Can you explain the change (if any) ?
I do less general and community oriented tasks in Debian now (AM, QA), but my contribution through Ubuntu grew significantly (patches, comaintainer, etc.). Also, I now run Ubuntu on my Desktop and Laptop (my server runs Sarge). It's just too impractical to care for two OSes in parallel.
Do you believe that your "enrolment" in Ubuntu has been detrimental to Debian ?
No, to the contrary.
Why did you reduce/expand/keep your involvment in Debian ?
Reduced Debian community participation: mainly for two reasons:
- Discussions in Debian aren't exactly easy, too often they end up in a huge thread with no outcome, and sometimes even in a ridiculous flamewar.
- I have much less free time now than I had in my student time.
Expanded package collaboration: I believe in the synergy of propagating improvements and bug fixes to Debian, upstream, and other distributions. Effective collaboration is one of the key success factors in the free software world. Secondly, pushing back changes to Debian/upstream improves their value (since more users benefit from them, which in turn increases my satisfaction about doing them), and even makes deloping Ubuntu easier in the long run.
What do you think of the Debian-Ubuntu collaboration ?
I will not claim to be able to judge this as a whole, I can only speak for myself. As I already wrote above, collaboration with Debian works pretty well in the fields I'm active at. With some DDs it doesn't work at all, but that's ok; I do not want to urge people to work with me. In general my gut feeling is that Ubuntu collaboration from the Ubuntu side works better than usually claimed from the Debian side, but of course there are still problems to be solved:
- It would be unfair to demand that the sole responsibility for giving back patches etc. is on Ubuntu's side. Collaboration needs to work in both directions, and the small set of core devs simply doesn't have the manpower to track every patch in every Debian package as well (especially since the hurdles of package mainainers sometimes makes it excessively difficult to do so). From my experience, many DDs seem to agree to that.
- Many Ubuntu developers (mainly MOTU) are not DDs, and thus never had a strong affection for Debian, so their changes will not be pushed to Debian.
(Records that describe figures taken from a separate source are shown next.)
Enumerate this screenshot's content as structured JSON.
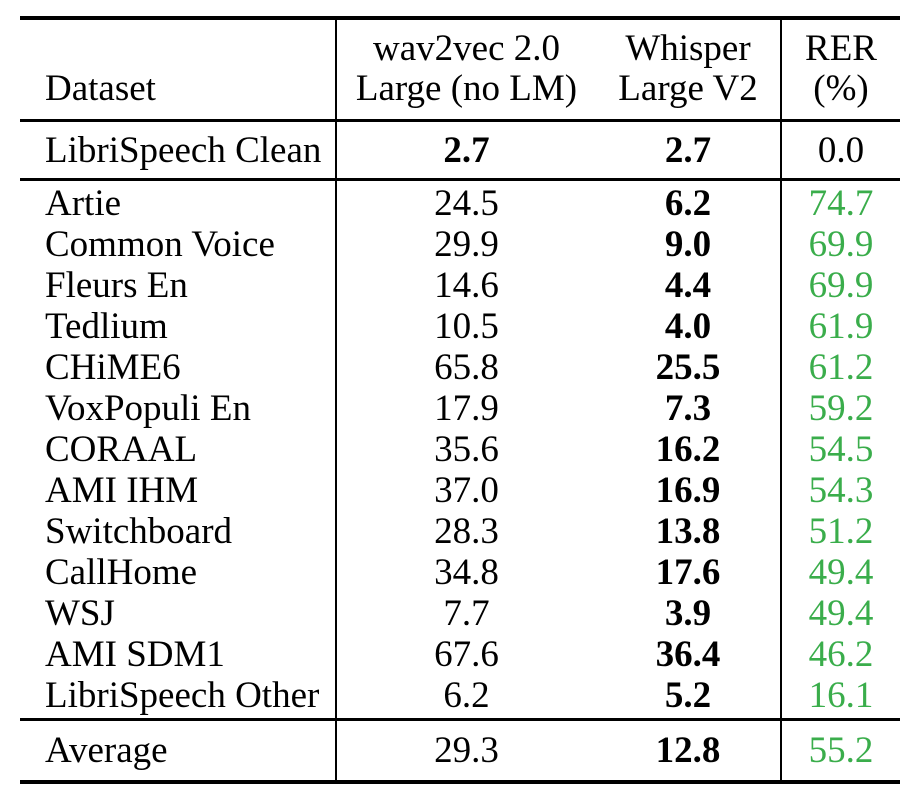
{
  "table": {
    "headers": {
      "dataset": "Dataset",
      "wav2vec_line1": "wav2vec 2.0",
      "wav2vec_line2": "Large (no LM)",
      "whisper_line1": "Whisper",
      "whisper_line2": "Large V2",
      "rer_line1": "RER",
      "rer_line2": "(%)"
    },
    "baseline_row": {
      "dataset": "LibriSpeech Clean",
      "wav2vec": "2.7",
      "whisper": "2.7",
      "rer": "0.0"
    },
    "rows": [
      {
        "dataset": "Artie",
        "wav2vec": "24.5",
        "whisper": "6.2",
        "rer": "74.7"
      },
      {
        "dataset": "Common Voice",
        "wav2vec": "29.9",
        "whisper": "9.0",
        "rer": "69.9"
      },
      {
        "dataset": "Fleurs En",
        "wav2vec": "14.6",
        "whisper": "4.4",
        "rer": "69.9"
      },
      {
        "dataset": "Tedlium",
        "wav2vec": "10.5",
        "whisper": "4.0",
        "rer": "61.9"
      },
      {
        "dataset": "CHiME6",
        "wav2vec": "65.8",
        "whisper": "25.5",
        "rer": "61.2"
      },
      {
        "dataset": "VoxPopuli En",
        "wav2vec": "17.9",
        "whisper": "7.3",
        "rer": "59.2"
      },
      {
        "dataset": "CORAAL",
        "wav2vec": "35.6",
        "whisper": "16.2",
        "rer": "54.5"
      },
      {
        "dataset": "AMI IHM",
        "wav2vec": "37.0",
        "whisper": "16.9",
        "rer": "54.3"
      },
      {
        "dataset": "Switchboard",
        "wav2vec": "28.3",
        "whisper": "13.8",
        "rer": "51.2"
      },
      {
        "dataset": "CallHome",
        "wav2vec": "34.8",
        "whisper": "17.6",
        "rer": "49.4"
      },
      {
        "dataset": "WSJ",
        "wav2vec": "7.7",
        "whisper": "3.9",
        "rer": "49.4"
      },
      {
        "dataset": "AMI SDM1",
        "wav2vec": "67.6",
        "whisper": "36.4",
        "rer": "46.2"
      },
      {
        "dataset": "LibriSpeech Other",
        "wav2vec": "6.2",
        "whisper": "5.2",
        "rer": "16.1"
      }
    ],
    "average_row": {
      "dataset": "Average",
      "wav2vec": "29.3",
      "whisper": "12.8",
      "rer": "55.2"
    }
  },
  "colors": {
    "rer_positive_green": "#3aad4b",
    "text_black": "#000000",
    "background_white": "#ffffff"
  }
}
I don't have an enlightening idea about how to solve that; technical solutions like Launchpad, distributed revision control, and automated package imports into revision control will make collaboration significantly easier in the future, but social cooperation should still happen at some level.
In summary I think that the current situation is not bad at all. Collaboration with Ubuntu is magnitudes better than with other Debian derivatives (when did you see the last patch from Knoppix, for example?) Of course it could get much better even, but that requires better technical solutions, too.
What do you wish for the future ?
More social interaction would be nice. The way we talked to each other at debconf5 in general, and on the Debian/Ubuntu collaboration BoF in particular was miles away from the usual flamefest on the Debian mailing lists. I would also wish that more DDs would just try a current Ubuntu live or install CD to see which features are worth to take, how Ubuntu 'feels' (to identify areas where Ubuntu is really good, and thus worth collaborating at, and to also to find parts you don't like), and to get an impression of how much difference 'working on packages' vs. 'working on a distribution' can make. I would really like to see a focus shift in Debian from package oriented to goal oriented, too, although this might not work very well with the much bigger number of DDs.
Personally, I will try to at least keep my current level of interaction with Debian. It works pretty well so far (at least from my POV).